A ‘Dhasoo’ turn on casual Indian food

Sourish Bhattacharyya
Sourish BhattacharyyaDec 09, 2019 | 13:21

A ‘Dhasoo’ turn on casual Indian food

Located at Sangam Courtyard in Delhi, Dhasoo Cafe boasts of traditional flavours that’ll appeal to the millennial generation.

'Dhasoo', like 'dhinchak' and 'jhakas', is the Mumbaiya Hindi word for excellent.

Back in 2015, Vikrant Batra, better-known for his Cafe Delhi Heights restaurants, most recently opened in Manchester, and their Juicy Lucy burger, registered the word and prepared the blueprint of a restaurant revolving around it.

Four years later, Dhasoo Cafe has finally opened at Sangam Courtyard, below the Latin American restaurant Neuva, which Batra had launched a couple of years ago with Virat Kohli, whom he has known through family acquaintances since the time the cricketer was a little boy. Batra insists this was the easiest of his restaurant launches — he’ll have 32 of them by the end of this financial year — because he had done his homework many months ago.

In my view, Dhasoo Cafe took little effort because it has come straight out of Batra’s heart. It will also go down in restaurant history as the cafe that has brought pan-Indian casual dining into the spotlight and from the initial market response to it; it seems very much like a globally replicable format. Indian casual dining has arrived around the world — as the success of Dishoom in London and Rasa in Washington, D.C. has by now established — and the trend is being powered by the millennial generation, which seems to love the age-old Indian tradition of shared Indian plates and no-fuss, sustainably sourced local and seasonal food.

At Dhasoo Cafe, the decor is minimal and the seating is simple; the bar dominates the restaurant, but the elaborate menu shows that Batra’s heart is in the right place. As he said to me over an Old Monk with warm water and honey (good old grog!), alcohol contributes not more than 30% of his revenues.

main_vikrant-batra_m_120919010456.jpgFor Vikrant Batra, creator of the hugely successful Cafe Delhi Heights, Dhasoo Cafe at the Sangam Courtyard is the culmination of an idea that took shape in 2015. (Photo: Sourish Bhattacharya)

What stands out in the Dhasoo Cafe menu is the effort that has gone into making regional dishes as authentic as they can get. The Podi Idli, for instance, is served without any tweaks to the original taste, but the dried beans and smoked tomato chutney showed an appetite for innovation; the rawa batter on the Koliwada Fried Bhetki (prawns would have made it authentically Mumbai) was just the way as it should be; the kathal (jackfruit) gilawat kababs served on varqi paranthas were lip-smackingly delicious; and the Ema Datshi (Bhutanese chilli-cheese broth), was exactly what my recalcitrant throat required and the tingmo (Tibetan bread) that came with it beat what you get at New Aruna Nagar.

The stars of the evening, though, were the Aamchoor Mutton, a Batra family favourite perfected by Vikrant’s mother, and the Chandni Chowk specialty, Japani Samose, served with lip-smackingly good Pindi chhole and the sweet-and-tangy gobhi aur gajar ka achaar.

Japanese ‘Samosa’ in Delhi

Chandni Chowk’s Manohar Dhaba is a pilgrim spot because of the Japani Samose it’s been serving with melt-in the-mouth Pindi chhole and a sweet carrot achaar. Located on Diwan Hall Road, closest to Lal Quila Metro Station’s Gate No. 1, it dates back to 1924, when it opened outside Lahore’s Dyal Singh College.
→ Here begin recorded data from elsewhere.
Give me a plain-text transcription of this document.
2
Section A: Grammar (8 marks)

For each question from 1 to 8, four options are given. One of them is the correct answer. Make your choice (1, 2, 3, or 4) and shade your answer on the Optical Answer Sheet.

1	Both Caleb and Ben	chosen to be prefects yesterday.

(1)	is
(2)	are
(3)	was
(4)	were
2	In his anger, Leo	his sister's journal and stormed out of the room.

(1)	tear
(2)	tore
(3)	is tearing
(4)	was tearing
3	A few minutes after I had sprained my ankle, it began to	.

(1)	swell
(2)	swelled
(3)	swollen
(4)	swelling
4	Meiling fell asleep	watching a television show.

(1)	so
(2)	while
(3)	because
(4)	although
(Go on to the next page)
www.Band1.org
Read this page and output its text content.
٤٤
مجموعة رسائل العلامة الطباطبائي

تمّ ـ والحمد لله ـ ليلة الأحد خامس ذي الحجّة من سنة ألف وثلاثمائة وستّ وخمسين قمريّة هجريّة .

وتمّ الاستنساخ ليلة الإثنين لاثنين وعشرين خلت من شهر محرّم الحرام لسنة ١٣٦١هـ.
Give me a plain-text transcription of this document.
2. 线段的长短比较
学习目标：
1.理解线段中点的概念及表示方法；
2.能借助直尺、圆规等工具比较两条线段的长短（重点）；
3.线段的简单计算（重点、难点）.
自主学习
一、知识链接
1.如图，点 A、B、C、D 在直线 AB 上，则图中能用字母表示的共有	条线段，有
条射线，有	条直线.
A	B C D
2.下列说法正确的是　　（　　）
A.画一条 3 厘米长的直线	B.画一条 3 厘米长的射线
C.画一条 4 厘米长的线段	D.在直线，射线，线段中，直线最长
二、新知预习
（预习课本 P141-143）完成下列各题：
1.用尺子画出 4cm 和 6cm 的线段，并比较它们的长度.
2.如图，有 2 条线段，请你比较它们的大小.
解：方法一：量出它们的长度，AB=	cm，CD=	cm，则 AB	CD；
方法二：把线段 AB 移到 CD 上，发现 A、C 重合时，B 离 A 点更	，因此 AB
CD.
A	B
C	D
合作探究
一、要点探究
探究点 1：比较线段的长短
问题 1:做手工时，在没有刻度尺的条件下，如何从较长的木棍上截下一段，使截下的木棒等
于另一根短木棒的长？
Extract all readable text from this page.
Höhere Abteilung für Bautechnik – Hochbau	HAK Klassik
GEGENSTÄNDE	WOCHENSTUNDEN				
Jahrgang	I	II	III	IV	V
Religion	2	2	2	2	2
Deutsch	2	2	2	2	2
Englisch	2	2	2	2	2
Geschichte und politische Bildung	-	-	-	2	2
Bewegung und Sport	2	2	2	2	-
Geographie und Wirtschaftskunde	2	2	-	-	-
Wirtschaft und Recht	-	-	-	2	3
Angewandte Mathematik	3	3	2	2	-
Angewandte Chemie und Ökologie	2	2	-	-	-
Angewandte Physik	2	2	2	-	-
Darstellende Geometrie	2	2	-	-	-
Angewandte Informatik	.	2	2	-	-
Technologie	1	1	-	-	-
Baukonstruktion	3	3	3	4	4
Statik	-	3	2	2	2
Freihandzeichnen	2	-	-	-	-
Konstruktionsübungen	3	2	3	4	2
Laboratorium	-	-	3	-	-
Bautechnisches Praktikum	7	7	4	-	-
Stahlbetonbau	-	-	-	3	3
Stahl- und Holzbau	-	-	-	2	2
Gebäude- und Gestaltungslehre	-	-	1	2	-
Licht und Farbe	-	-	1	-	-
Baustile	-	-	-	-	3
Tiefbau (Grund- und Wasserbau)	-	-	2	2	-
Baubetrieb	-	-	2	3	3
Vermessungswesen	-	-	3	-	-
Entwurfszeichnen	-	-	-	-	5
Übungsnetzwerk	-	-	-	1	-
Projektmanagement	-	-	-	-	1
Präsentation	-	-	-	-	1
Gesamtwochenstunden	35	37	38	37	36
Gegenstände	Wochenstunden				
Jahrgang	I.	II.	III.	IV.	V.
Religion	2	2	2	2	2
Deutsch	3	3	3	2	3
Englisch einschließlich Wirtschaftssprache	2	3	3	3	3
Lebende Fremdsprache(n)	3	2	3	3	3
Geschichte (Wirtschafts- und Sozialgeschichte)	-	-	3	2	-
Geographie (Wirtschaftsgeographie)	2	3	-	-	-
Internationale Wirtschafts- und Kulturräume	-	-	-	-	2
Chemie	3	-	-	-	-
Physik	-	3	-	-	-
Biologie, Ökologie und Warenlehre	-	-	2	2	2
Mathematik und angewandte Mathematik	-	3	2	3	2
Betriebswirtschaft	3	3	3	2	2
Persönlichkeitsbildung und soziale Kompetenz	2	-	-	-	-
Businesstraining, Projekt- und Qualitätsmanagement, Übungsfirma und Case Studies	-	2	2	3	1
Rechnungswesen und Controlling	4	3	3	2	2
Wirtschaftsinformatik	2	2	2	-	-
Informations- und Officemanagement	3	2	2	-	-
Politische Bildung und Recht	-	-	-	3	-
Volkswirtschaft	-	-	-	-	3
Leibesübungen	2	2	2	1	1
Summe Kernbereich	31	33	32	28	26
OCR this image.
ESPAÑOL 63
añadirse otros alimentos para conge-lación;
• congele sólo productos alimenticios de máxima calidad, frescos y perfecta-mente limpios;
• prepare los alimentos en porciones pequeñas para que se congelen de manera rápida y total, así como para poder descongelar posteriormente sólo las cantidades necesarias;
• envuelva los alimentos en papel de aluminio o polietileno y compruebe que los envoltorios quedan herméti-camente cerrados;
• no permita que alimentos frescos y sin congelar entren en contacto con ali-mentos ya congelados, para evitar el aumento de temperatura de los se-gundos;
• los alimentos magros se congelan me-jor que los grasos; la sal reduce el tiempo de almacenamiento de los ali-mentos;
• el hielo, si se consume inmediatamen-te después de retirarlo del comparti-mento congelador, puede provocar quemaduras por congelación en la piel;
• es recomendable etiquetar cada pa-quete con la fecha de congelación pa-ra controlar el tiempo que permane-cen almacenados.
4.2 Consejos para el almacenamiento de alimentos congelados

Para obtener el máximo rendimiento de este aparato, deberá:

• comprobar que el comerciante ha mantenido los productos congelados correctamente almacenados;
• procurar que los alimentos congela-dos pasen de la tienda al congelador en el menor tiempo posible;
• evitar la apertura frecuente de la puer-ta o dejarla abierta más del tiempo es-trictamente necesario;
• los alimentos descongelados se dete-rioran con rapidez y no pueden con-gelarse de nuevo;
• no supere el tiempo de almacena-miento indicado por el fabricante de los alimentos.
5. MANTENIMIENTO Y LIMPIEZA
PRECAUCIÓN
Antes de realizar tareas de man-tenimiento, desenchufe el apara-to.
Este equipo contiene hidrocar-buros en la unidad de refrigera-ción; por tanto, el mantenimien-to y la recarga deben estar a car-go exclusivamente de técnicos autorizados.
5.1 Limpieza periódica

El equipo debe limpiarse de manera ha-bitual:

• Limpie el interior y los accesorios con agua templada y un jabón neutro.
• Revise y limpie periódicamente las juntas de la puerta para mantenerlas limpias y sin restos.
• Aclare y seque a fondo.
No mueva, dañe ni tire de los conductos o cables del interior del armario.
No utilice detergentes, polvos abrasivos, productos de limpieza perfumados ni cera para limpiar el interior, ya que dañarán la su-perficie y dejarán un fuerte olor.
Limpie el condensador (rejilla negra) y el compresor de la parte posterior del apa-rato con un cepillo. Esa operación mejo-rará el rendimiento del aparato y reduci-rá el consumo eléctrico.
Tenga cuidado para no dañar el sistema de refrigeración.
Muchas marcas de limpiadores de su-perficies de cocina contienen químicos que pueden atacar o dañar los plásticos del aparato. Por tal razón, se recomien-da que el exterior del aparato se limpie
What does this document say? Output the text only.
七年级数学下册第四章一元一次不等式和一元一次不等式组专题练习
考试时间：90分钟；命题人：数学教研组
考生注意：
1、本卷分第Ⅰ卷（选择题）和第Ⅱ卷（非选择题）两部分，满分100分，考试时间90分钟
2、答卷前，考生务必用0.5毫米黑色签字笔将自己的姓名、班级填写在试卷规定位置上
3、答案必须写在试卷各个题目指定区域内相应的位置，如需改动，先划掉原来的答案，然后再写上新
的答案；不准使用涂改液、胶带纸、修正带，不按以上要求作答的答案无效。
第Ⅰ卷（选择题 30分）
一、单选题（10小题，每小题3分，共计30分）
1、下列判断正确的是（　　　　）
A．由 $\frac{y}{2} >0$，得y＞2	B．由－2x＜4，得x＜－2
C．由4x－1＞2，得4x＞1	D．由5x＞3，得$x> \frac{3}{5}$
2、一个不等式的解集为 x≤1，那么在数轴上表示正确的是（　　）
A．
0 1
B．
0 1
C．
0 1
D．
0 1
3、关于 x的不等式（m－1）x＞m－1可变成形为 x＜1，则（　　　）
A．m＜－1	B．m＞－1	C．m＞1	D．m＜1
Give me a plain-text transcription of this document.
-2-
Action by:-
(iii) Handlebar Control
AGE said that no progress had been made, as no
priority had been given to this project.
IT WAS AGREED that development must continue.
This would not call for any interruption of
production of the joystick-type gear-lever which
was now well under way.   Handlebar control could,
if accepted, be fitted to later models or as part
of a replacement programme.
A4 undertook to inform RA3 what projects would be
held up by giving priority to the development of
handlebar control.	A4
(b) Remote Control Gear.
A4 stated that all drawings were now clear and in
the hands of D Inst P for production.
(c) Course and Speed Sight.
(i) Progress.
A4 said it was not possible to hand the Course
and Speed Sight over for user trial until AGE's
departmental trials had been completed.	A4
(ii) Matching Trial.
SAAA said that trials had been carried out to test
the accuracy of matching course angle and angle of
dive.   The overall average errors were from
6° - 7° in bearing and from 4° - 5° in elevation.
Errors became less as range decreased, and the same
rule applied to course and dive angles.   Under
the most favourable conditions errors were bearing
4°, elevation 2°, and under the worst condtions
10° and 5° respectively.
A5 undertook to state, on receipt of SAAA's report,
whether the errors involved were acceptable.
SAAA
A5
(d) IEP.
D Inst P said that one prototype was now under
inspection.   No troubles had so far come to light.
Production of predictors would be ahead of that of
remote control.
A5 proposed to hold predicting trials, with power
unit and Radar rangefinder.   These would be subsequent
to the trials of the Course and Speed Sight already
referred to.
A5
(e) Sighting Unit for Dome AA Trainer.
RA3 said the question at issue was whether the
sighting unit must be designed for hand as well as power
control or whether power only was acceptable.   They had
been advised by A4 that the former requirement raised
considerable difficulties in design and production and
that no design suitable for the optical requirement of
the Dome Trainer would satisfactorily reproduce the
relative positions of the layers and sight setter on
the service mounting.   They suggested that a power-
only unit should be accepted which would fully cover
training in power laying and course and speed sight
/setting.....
After Partition, Manohar and his brother Gurbachan brought their invention to Delhi and it became an instant hit. The origin of the ‘samosa’, which is one of the finest puff pastries ever created anywhere, is shrouded in mystery, and all that I could find out about it is that it has 60 slivers of white flour flakes. This is clearly culinary genius at work — and its marriage with the accompanying Pindi chhole was certainly made in heaven. By offering it at on the menu, Dhasoo Cafe has brought the dish to the notice of a generation of Delhiites who may never have visited Purani Dilli.

The flavours are traditional but the presentation is hip, the music is a mix of nostalgia and contemporary pop, and the vibe is mod. Just the kind of restaurant the millennial generation would like to patronise.